Between all the back and forth to the states, a pilot friend set him up on a blind date with who later became his wife. “I thought she was actually blind,” laughed Roffman. Later, he was assigned to an embassy with his wife in South Africa for three years. He then came back to the states for one year. After South Africa, he went to Cairo, Egypt for three more years. While stationed in Holland, Lou attended a Dutch language school. “I graduated second in my class…there were only two of us,” he joked. Out of the overall experience he said his favorite plane was the one that would bring him home safely. Roffman was thankful every time he came back to America untouched and unarmed.

During the interview, Roffman gave insight toward the Japanese people and their government after the war. He continues to not hold any animosity toward the Japanese people because they had nothing to do with the actions of what their country did to the United States. However he has “anger” toward the Japanese government because they ruthlessly murdered so many Americans without any kind of hesitation. Their government took pointless time to make false peace talks to the American people, but all they did was take time to push their heartless brutality into full force. Roffman even thought Japanese interment camps were a very good idea at the time, but later he realized it was a big mistake. This was the fact the Japanese Americans were still American no matter what.

Even though Franklin Delano Roosevelt was the president during World War Two, Roffman did not think much of him as a person who made the right decisions. Roffman states that if Roosevelt were alive today, he would be tried for treason. “We needed to go to war, but not at the expense of so many American lives.” Regarding the controversy behind the dropping of the atomic bomb on Japan, Lou believes it eventually “saved American lives” from perishing into the hands of the Japanese. Dropping the atomic bomb was “the most courageous action Truman could have ever taken.” “He truly had the guts” to take action on what was needed to be done to save the lives of many Americans.

Even today, Roffman believes “war is a necessity,” but we are blind sighted on what we are fighting for. Like the attack on Pearl Harbor on United States soil, we were struck again in the heart of New York where we lost many lives to terrorists in 2001. We “know who the enemy is and we need to find him.” Those terrorists in the Middle East are “brainwashing kids” and need to be stop to keep future generations from turning their lives into terrorism.

In the end, Lou Roffman had spent over twenty-five thousand hours in the air.
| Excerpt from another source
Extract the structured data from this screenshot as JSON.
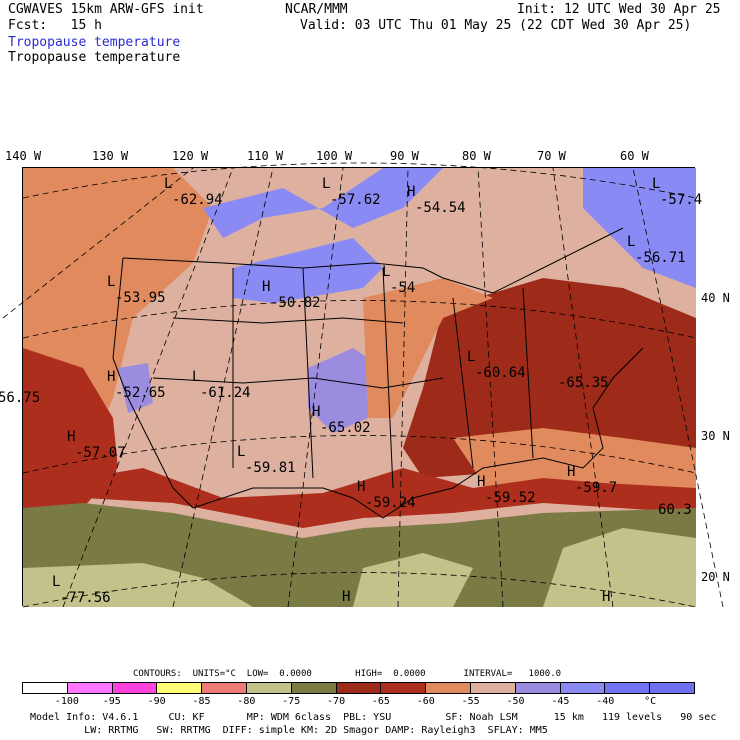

He was paid twenty-one dollars a month until he made more due to his flying experience after thirty-one years in the service. Now a part of the Pearl Harbor Survivors and Optimist Scholarship organizations, Roffman uses these associations as a means of keeping in touch and socializing with friends, along with helping out student to find their educational pathways. He saw the world, while keeping magic in his heart. We will always remember Lou Roffman, Pearl Harbor survivor.